Good morning and thank you for joining us today.
As part of the Committee’s effort to strengthen the economy, create more jobs and increase wages for American families by making the tax code simpler and fairer, today’s hearing allows stakeholders and members of the public the opportunity to share their perspectives on tax reform and tax provisions affecting State and local governments.
Several items in the tax code directly affect State and local governments. The most significant and widely known provisions include:
- The exclusion of State and local governmental income from Federal income tax,
- The itemized deduction for State and local income, property, and sales taxes,
- Various benefits for State and local bonds, and
- Special rules for State and local government employee pensions and benefits.
Other provisions indirectly affect State and local governments as well, such as the exclusion for contributions to corporate capital.
Over the last several years we’ve heard much about how the tax code might be changed in ways that could affect State and local government activity. Some, such as President Obama, argue that exclusions (such as those for State and local bonds) and deductions (such as those for State and local taxes) inappropriately provide larger subsidies for high-income taxpayers and have advocated limiting the value of deductions and exclusions or replacing them with credits.
Other tax reform proposals have also proposed significant reform of Federal tax provisions that affect State and local governments. Generally, these proposals reduce the tax expenditures associated with these provisions and use the money to finance either rate reduction or higher spending. Both Democrats and Republicans including Bowles-Simpson, Domenici-Rivlin, and tax reform panels appointed by President Obama and then-President George W. Bush have offered those proposals.

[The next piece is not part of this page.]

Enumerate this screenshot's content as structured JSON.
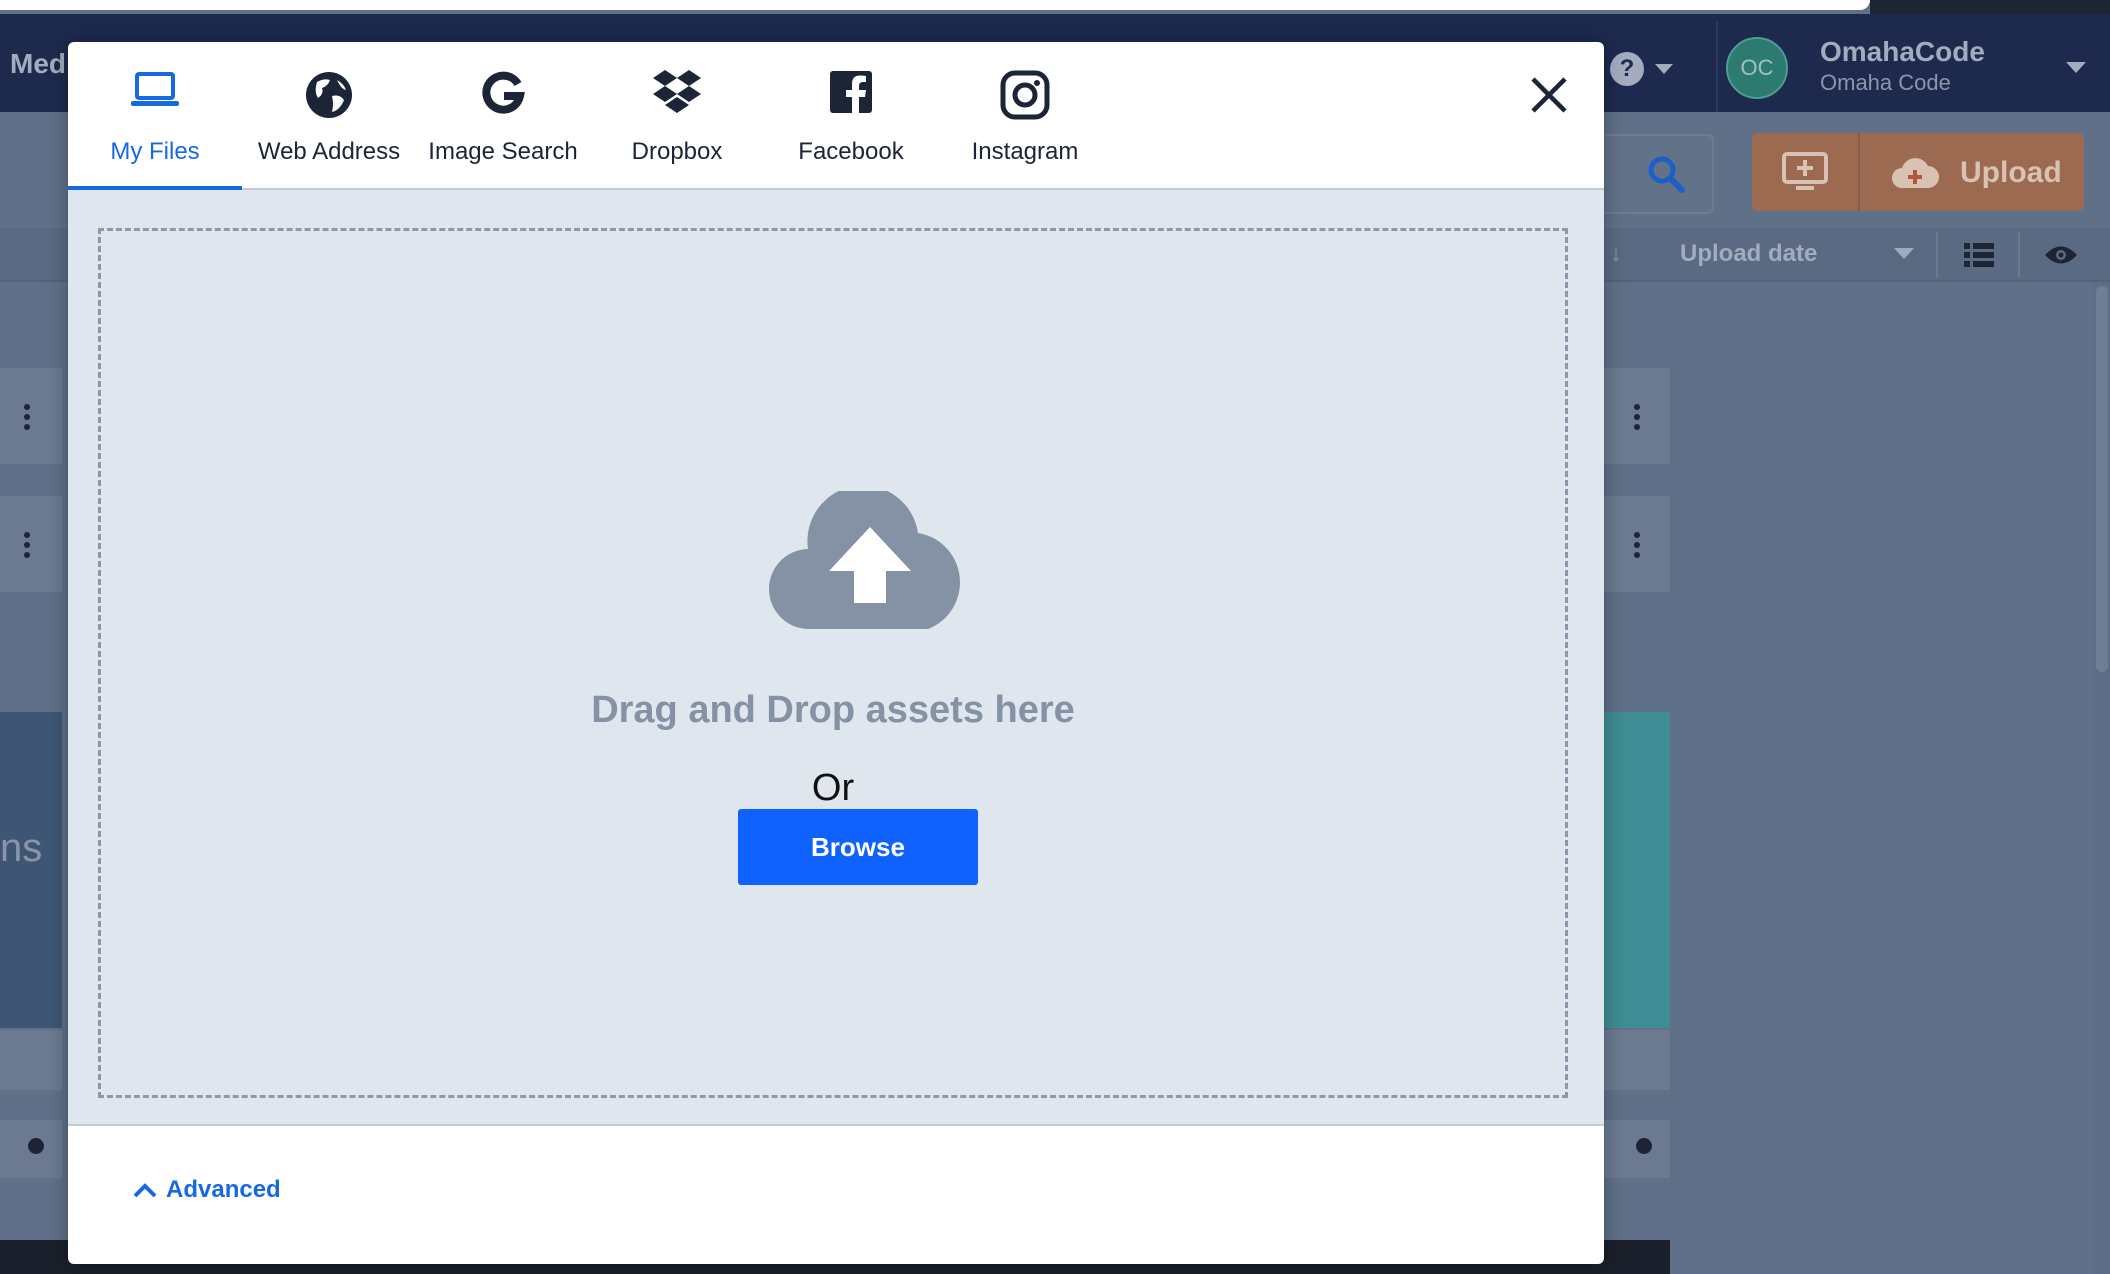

Because such a wide range of policymakers has concluded that reform of tax provisions affecting State and local governments should be part of the discussion, it is critical to understand why they have come to such a conclusion.
And it is equally critical to make sure the Committee hears all sides of the story. Thus, in the interest of fairness, it will be important for the Committee to examine how these federal tax subsidies impact individual States. For example, with regard to the deduction for State and local taxes, consider the following: In terms of the total value of deductions claimed, taxpayers in just three States – California, New York and New Jersey – claimed over 36 percent, more than one-third, in 2010. These same States have some of the highest combined State and local income tax rates – California’s State income tax rate is 13.3 percent, New Jersey’s is 9 percent and New York’s highest combined income tax rate, which is in New York City, is 12.7 percent.
Those findings, and many more that have been uncovered over the years, raise significant concerns about whether the current tax code is being used to pick winners and losers.
But we are not writing a tax reform bill in some ivory tower. Changes to the tax code will have a real impact on State and local economies, and the Committee needs to hear directly from these stakeholders before considering any proposals as part of comprehensive tax reform. In addition to this hearing, the Committee’s 11 separate working groups also serve as a way to gather information from these stakeholders about how current tax law affects them. These reports will be important to have as we begin to explore what changes, if any, should be considered, and I am hopeful that they will take the opportunity to share their thoughts.
I’d like to thank all of you for being here today. We have assembled a panel of four witnesses, each of whom has a broad set of experiences in this area, and I am sure they will provide a unique perspective to the discussion. We look forward to your testimony.